Plusieurs dizaines de cadres universitaires et étudiants de plusieurs facultés de l’université Kasdi-Merbah de Ouargla se sont rendues, hier matin, dans la zone pétrolière de Haoud Berkaouia, située au sud-ouest de la ville d’Ouargla. Ils ont parcouru 30 km à pied sur la RN49, reliant Ouargla à Ghardaïa, à partir du rectorat jusqu’à la direction régionale de Haoud Berkaoui, pour dénoncer la discrimination dont ils se considèrent victimes. Notamment concernant les procédures de recrutement, longtemps pointées du doigt à cause des dépassements et des manipulations observés.
En effet, considéré comme la cause principale de la crise de l’emploi dans la région, le groupe Sonatrach est pointé du doigt encore une fois par les jeunes. Les résultats du concours de l’IAP concernant les cadres diplômés de cette ville n’étant toujours pas affichés, et ce depuis décembre 2018.
C’est suite au retard dans l’annonce des résultats du concours de l’lAP, qui a eu lieu les 23, 24 et 25 décembre 2018, que des candidats et des étudiants, toutes spécialités confondues, ont organisé une marche de protestation. Les marcheurs ont été reçus par des responsables. Des promesses leurs ont été faites, mais les protestataires prévoient de poursuivre leur action dans deux semaines, si leurs revendications ne sont pas satisfaites, nous dit Ahmed Meftah, un des organisateurs.
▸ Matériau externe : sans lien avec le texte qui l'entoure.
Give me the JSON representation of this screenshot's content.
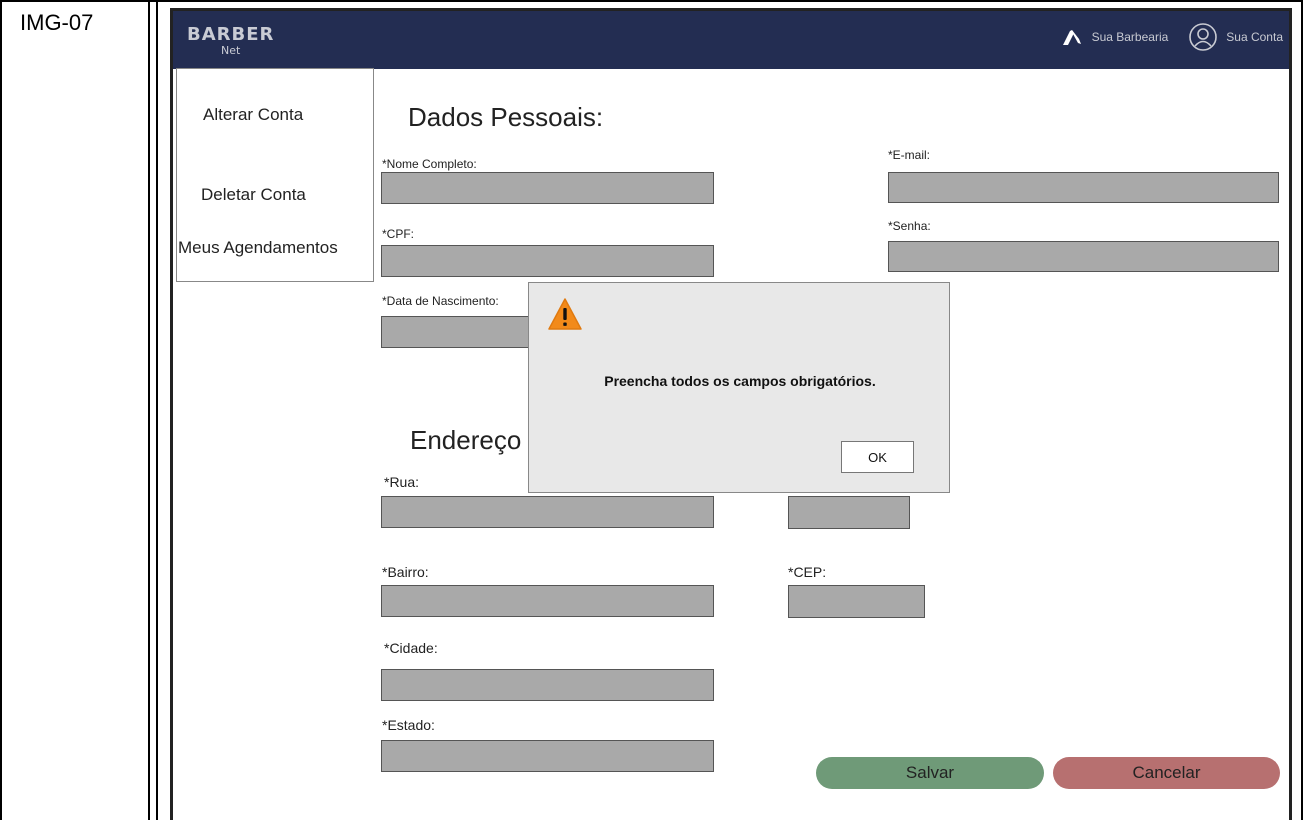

Les participants à cette marche, qui a été organisée par la coordination des cadres universitaires de Ouargla, disent que cette action vise à dénoncer la politique de discrimination des responsables des sociétés pétrolières implantées dans la région, et qui l’exercent, selon eux, sous différentes formes, afin d’écarter les jeunes du Sud de toutes les procédures de recrutement. Ceci est prouvé par les dépassements observés dans l’établissement des listes des admis, nous disent-ils.
Les jeunes se sont rendu à Haoud Berkaoui (direction régionale de Sonatrach) pour exprimer leur mécontentement face à la politique d’exclusion et de discrimination menée à l’encontre des cadres universitaires de la région de Ouargla, en particulier, et du Sud, en général. Ils accusent les responsables du Groupe Sonatrach de «marginalisation» systématique et de «hogra» contre les demandeurs d’emploi et les sortants de l’université de Ouargla. Ils ont appelé à la résolution définitive du problème par l’ouverture d’une enquête permettant de déterminer les causes et facteurs de la crise de l’emploi qui continue de gangrener la région, et à mettre fin aux abus et aux dépassements des responsables des sociétés pétrolières dans les concours de recrutement, où le choix se fait souvent sur des critères ethniques et en fonction du rang social.